En una cima del nordeste de Tanzania, en lo alto de los montes Usambara, los recuerdos son cosas tangibles. La exuberante selva está salpicada de edificios decimonónicos. Los árboles y las plantas medicinales europeos, etiquetados en latín, se mezclan con las especies locales. El instrumental científico y una biblioteca muy bien surtida están preparados para su uso. Esto es lo que queda del Centro de Investigación de Amani Hill, una visión de lo que sería el futuro que se ha quedado congelada en el tiempo. También es lo que atrajo a la fotógrafa siberiana Evgenia Arbugaeva al África oriental hace dos años. Su propósito era documentar la nostalgia que pervive en este lugar y crear imágenes que «recuperen la atmósfera de este sitio oscuro y mágico». Jeremy Berlin (National Geographic, 2017).
Amani fue fundado por los alemanes a finales del siglo XIX como jardín botánico y plantación de café. Tras la II Guerra Mundial, pasó a ser un centro británico para la investigación contra la malaria y en 1979 pasó a depender del Instituto Nacional de Investigación Médica de Tanzania. En 2017 aún quedaban más de treinta personas en plantilla que vivían en lo que queda de las casas sin agua ni electricidad.
Para Geissler, antropólogo de la Universidad de Oslo, el trabajo de Arbugaeva logró convertir en imágenes los recuerdos y las antiguas rutinas de los trabajadores: «Eso nos ayuda a leer los vestigios de un pasado metódico y disciplinado, de una idea de progreso en medio de un paisaje que parece no ser más que ruinas y pérdidas». Sus fotografías captan una sensación de «nostalgia colectiva de [...] una modernidad nunca alcanzada».

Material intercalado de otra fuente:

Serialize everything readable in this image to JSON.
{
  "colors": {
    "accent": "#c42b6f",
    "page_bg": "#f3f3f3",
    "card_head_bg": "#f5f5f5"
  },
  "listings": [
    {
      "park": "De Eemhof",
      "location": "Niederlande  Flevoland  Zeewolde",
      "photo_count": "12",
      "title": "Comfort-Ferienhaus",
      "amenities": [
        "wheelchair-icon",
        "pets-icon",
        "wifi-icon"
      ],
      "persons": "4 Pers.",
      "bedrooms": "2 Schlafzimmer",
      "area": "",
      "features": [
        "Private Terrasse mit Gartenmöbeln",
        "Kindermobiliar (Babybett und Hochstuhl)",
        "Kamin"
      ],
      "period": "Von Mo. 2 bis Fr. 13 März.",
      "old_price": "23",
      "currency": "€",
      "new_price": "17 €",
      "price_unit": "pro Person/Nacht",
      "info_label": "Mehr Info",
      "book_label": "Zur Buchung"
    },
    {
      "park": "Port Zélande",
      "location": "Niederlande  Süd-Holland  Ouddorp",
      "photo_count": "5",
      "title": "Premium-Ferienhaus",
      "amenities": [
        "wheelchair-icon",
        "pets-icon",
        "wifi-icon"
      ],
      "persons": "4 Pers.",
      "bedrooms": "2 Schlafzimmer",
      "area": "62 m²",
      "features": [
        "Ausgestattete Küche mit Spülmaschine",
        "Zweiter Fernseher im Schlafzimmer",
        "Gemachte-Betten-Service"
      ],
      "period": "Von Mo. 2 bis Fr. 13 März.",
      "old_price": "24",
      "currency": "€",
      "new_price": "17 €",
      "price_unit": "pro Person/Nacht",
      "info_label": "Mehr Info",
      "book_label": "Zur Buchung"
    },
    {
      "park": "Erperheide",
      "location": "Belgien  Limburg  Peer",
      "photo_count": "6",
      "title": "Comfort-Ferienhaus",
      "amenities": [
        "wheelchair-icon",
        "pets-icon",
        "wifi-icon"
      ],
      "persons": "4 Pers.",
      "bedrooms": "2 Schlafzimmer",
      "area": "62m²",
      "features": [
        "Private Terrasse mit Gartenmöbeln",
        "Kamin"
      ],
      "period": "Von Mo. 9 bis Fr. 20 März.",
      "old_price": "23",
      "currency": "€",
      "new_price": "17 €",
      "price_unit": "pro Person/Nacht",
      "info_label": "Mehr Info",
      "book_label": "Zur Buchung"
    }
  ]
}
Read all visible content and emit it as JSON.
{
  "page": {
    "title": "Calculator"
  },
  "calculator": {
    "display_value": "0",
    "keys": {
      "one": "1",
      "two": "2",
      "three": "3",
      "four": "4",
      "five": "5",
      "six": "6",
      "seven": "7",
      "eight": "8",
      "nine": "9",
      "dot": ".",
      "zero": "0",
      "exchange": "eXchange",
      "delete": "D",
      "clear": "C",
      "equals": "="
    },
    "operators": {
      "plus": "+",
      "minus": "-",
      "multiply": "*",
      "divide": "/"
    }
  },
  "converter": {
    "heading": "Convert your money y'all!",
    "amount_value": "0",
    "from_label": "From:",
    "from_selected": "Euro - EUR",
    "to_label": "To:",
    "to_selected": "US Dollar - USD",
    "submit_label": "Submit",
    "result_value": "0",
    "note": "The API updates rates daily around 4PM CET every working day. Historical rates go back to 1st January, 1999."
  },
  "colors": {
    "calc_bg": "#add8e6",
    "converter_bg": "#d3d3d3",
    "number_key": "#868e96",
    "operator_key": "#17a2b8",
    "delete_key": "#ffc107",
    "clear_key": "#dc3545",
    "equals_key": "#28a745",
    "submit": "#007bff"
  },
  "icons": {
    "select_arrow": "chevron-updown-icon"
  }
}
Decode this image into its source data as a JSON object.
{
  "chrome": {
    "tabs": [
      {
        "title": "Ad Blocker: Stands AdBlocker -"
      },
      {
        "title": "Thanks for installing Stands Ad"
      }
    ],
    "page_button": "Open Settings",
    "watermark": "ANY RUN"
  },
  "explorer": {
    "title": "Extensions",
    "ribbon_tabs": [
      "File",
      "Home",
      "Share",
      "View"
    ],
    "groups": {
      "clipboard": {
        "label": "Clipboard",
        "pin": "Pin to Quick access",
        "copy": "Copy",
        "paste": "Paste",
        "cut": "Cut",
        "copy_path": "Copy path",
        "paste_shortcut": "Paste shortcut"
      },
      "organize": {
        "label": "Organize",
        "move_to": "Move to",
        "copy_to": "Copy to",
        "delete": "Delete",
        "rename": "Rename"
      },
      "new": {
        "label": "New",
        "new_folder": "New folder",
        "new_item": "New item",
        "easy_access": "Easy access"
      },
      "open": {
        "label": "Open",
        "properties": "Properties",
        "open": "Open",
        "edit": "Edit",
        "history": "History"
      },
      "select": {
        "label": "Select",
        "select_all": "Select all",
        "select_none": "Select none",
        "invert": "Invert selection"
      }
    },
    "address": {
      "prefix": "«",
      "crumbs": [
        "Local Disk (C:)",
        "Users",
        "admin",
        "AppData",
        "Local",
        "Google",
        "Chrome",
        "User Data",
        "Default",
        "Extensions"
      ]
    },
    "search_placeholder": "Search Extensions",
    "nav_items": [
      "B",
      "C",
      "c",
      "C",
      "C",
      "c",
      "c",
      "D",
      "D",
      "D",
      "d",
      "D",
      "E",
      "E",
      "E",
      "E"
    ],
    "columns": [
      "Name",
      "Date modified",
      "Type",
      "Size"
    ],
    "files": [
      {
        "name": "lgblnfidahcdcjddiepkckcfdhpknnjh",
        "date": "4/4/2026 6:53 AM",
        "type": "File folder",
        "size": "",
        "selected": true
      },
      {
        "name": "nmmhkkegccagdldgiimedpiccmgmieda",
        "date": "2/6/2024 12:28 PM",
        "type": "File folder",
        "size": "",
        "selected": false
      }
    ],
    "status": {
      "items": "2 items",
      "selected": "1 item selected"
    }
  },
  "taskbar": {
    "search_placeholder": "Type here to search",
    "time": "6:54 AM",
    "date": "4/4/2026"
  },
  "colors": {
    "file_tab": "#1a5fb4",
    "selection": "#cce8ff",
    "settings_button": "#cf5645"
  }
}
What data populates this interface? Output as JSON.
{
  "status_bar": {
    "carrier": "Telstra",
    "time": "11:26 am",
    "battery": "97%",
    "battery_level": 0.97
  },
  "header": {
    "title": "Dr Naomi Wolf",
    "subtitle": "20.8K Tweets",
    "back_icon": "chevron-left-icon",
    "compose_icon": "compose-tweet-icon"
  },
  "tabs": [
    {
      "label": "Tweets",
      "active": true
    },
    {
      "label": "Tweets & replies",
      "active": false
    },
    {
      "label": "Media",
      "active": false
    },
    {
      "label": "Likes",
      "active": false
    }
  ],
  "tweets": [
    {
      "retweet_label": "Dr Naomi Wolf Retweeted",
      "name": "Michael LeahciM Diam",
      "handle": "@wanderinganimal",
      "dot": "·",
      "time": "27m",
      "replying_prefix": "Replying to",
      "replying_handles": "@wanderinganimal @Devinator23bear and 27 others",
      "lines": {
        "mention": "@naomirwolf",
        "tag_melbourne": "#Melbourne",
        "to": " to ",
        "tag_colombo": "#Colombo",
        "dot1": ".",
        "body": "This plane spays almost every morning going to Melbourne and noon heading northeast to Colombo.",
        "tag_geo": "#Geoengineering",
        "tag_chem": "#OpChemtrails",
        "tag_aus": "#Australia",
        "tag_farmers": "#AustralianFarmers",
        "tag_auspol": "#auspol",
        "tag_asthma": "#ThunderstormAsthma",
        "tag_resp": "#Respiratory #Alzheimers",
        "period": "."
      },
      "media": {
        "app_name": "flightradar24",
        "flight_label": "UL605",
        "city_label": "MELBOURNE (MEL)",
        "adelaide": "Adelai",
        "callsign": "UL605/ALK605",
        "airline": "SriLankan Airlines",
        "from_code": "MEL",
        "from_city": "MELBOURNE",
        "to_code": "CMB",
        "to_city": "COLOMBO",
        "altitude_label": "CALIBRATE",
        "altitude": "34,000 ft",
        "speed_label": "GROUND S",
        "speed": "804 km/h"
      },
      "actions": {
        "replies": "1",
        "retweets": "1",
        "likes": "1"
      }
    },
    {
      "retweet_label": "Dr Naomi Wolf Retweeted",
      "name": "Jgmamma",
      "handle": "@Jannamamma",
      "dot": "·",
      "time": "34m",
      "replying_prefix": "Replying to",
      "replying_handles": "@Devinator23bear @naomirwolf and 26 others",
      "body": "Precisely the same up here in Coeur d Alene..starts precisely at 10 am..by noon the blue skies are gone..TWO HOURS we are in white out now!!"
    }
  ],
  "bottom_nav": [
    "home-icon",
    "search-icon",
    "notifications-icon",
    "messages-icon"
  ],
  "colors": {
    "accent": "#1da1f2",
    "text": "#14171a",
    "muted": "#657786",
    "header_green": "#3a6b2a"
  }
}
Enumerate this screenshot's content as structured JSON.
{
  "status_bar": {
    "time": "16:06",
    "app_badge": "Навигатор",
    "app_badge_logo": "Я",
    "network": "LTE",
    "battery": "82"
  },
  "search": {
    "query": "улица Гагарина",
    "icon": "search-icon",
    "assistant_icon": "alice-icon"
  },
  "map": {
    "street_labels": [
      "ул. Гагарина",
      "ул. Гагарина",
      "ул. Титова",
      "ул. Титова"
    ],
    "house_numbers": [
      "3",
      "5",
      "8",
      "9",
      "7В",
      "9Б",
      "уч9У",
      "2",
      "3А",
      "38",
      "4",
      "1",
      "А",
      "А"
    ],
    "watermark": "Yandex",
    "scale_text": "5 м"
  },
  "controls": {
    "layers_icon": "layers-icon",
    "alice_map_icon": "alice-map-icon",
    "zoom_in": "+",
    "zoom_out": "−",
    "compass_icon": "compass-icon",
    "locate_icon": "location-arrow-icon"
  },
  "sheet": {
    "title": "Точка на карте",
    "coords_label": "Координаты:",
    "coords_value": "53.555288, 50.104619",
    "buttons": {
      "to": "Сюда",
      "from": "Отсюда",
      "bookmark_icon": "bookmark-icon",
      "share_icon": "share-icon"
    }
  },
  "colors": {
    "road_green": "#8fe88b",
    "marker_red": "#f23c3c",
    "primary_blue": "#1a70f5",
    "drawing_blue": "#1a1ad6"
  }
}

John Mganga, de 67 años, es un antiguo técnico del centro de Investigación de Amani Hill. Desde 1970 hasta 1977 trabajó con el entomólogo británico John Raybould, atrapando especímenes con redes para insectos.
En uno de los cuatro laboratorios del centro, bajo una campana de cristal, hay un ratón blanco perteneciente a una colonia iniciada hace años. Un técnico sigue criando a los roedores por si hicieran falta para investigaciones futuras.
Mganga ordena la estantería de un laboratorio. «La gente del lugar pensaba que los científicos preparaban pociones en estos frascos», dice la fotógrafa Evgenia Arbugaeva. Otras facetas de la ciencia también se consideraban sobrenaturales. A los investigadores los llamaban mumianis («vampiros» en suajili) porque tomaban muestras de sangre para estudiar la malaria.
Arbugaeva cuenta que a Mganga le encantaba mostrarle sus recuerdos de Amani: «las cataratas más recónditas y sus lugares favoritos, las casas en las que vivía el personal británico» y esta colección de insectos, que él y el entomólogo Raybould tardaron años en recopilar y analizar.
Al contrario que otros técnicos de Amani, Mganga, hoy jubilado y al que vemos en esta imagen descansando en un laboratorio, «sufrió una auténtica pérdida cuando el centro interrumpió su actividad -dice Wenzel Geissler, antropólogo de la Universidad de Oslo- Mganga creía de verdad en la ciencia y en el futuro del país. Él vivió aquel sueño. Y sufrió su pérdida».